The UK Bar Council and the Law Society have spoken up in opposition against a substantial change to practising certificate fee (PCF) rules recently proposed by the Legal Services Board (LSB).
Currently, the majority of what Barristers and solicitors pay in practising fees goes to their regulators, who are then free to spend a limited portion on ‘non-regulatory activities’, such as practice support and law reform work.
However, the LSB are hoping to hit regulators with increased transparency requirements, requesting that all regulators provide “clarity and transparency on the allocation of all the approved regulator’s financial resources, whether or not those resources arise from permitted purposes”.
The Bar Council has suggested that the LSB’s proposals have gone far “beyond their obligations” under the Legal Services Act.
An LSB decision document stated that The Bar Council “sees the introduction of the new rule as an inefficient use of LSB resources, as the rule would mean that the LSB would need ‘to consider extensive detail’ about non-PCF expenditure.”

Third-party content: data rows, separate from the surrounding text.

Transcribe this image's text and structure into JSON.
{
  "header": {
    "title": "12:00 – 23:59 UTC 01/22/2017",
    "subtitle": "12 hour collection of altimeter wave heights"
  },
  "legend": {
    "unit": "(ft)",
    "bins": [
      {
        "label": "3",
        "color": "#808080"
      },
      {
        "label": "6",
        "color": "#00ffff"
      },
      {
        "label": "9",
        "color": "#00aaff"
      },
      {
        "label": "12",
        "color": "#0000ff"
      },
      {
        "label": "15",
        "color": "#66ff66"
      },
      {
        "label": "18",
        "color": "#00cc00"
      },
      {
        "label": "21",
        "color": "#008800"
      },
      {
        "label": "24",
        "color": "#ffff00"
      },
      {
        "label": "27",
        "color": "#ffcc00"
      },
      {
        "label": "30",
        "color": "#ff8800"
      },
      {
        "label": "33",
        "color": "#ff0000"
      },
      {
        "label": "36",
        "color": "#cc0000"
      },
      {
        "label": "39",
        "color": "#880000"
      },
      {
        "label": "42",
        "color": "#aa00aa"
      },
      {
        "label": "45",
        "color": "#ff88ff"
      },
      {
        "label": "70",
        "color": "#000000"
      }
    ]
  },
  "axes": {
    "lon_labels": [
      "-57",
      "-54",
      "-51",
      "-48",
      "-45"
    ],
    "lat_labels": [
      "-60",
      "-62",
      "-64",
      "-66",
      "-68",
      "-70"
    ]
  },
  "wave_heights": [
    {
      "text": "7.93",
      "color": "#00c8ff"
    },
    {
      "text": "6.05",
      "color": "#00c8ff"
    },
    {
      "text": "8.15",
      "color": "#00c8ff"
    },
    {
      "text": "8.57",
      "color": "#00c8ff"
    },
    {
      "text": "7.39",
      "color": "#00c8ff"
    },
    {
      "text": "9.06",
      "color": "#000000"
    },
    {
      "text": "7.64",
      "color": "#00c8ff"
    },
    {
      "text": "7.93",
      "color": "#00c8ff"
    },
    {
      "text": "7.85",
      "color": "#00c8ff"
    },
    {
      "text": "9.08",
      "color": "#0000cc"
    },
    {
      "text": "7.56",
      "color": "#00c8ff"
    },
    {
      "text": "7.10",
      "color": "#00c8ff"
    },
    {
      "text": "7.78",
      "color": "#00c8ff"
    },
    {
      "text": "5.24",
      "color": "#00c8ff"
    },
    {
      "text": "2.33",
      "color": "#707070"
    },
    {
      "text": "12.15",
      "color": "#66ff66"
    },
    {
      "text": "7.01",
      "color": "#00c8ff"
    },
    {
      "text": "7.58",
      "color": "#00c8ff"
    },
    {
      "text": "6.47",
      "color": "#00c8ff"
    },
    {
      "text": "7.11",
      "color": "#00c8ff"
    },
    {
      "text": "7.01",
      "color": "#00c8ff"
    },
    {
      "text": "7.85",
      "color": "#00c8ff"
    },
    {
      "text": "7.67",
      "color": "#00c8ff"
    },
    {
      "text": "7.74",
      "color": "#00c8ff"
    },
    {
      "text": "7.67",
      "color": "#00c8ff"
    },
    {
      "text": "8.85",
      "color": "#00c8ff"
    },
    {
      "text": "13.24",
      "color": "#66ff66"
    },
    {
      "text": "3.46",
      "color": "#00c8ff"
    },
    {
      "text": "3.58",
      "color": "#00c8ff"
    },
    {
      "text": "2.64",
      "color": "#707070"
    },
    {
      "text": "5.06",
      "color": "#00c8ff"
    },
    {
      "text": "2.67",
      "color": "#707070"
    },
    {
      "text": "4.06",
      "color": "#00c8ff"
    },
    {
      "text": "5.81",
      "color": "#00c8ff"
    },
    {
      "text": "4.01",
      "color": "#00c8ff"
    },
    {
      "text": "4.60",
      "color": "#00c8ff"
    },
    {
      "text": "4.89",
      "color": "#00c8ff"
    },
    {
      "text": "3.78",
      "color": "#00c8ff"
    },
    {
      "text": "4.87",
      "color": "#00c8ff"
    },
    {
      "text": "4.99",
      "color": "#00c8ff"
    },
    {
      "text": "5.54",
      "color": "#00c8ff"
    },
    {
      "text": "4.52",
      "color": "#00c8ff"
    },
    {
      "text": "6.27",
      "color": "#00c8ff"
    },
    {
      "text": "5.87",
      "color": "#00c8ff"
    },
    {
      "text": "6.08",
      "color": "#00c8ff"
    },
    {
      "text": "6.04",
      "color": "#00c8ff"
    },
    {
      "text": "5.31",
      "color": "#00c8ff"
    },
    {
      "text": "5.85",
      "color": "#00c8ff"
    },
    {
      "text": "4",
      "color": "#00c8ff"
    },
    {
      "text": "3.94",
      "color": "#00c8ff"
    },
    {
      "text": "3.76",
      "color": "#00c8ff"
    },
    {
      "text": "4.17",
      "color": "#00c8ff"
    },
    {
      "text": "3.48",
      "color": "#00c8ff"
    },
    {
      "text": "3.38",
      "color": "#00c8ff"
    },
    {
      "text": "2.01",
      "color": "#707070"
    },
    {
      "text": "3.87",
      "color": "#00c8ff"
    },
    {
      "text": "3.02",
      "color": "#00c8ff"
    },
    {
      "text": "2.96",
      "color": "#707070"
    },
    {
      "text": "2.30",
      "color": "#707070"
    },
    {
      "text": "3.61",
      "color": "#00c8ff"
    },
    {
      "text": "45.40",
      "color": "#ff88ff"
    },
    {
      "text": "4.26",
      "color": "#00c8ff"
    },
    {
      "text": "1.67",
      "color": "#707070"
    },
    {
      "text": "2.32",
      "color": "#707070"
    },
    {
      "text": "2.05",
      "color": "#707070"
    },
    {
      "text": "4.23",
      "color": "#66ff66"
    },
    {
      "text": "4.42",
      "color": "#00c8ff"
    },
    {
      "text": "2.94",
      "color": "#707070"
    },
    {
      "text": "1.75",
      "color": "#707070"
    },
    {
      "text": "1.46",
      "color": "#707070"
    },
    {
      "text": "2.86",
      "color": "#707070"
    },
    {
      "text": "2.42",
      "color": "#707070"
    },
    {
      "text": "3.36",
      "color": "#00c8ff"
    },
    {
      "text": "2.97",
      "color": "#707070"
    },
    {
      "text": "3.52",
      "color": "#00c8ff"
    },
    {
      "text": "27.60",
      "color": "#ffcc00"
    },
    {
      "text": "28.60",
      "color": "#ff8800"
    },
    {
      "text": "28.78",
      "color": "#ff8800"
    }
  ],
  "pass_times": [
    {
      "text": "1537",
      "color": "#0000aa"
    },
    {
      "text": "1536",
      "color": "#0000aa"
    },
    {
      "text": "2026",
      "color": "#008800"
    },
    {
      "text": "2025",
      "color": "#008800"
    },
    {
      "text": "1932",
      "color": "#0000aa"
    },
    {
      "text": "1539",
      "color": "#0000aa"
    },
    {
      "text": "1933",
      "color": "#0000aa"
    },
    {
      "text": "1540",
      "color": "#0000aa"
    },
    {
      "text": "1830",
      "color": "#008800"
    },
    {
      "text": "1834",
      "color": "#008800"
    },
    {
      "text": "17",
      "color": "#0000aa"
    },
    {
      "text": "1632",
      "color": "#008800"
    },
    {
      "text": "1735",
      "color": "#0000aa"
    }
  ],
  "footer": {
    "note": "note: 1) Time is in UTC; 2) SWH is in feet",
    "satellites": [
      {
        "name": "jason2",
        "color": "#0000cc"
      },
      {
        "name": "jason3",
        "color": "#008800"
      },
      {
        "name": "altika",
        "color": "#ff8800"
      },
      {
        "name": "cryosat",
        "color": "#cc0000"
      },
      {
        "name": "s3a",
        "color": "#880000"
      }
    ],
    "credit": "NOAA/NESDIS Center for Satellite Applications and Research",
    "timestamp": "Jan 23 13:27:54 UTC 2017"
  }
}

Additionally, the document revealed that The Law Society had “challenged the LSB’s legal remit in requesting details of an approved regulator’s financial resources arising for non-regulatory permitted purposes and/or arising from non-permitted activities and whether approval of the fee level could be refused based on clarity and transparency of such information”.
In response, the oversight regulator said: “The LSB is aware that an approved regulator engages in activities that are not permitted purposes and are not funded by PCF; we would not be interested in these activities unless they affect the practising fee.”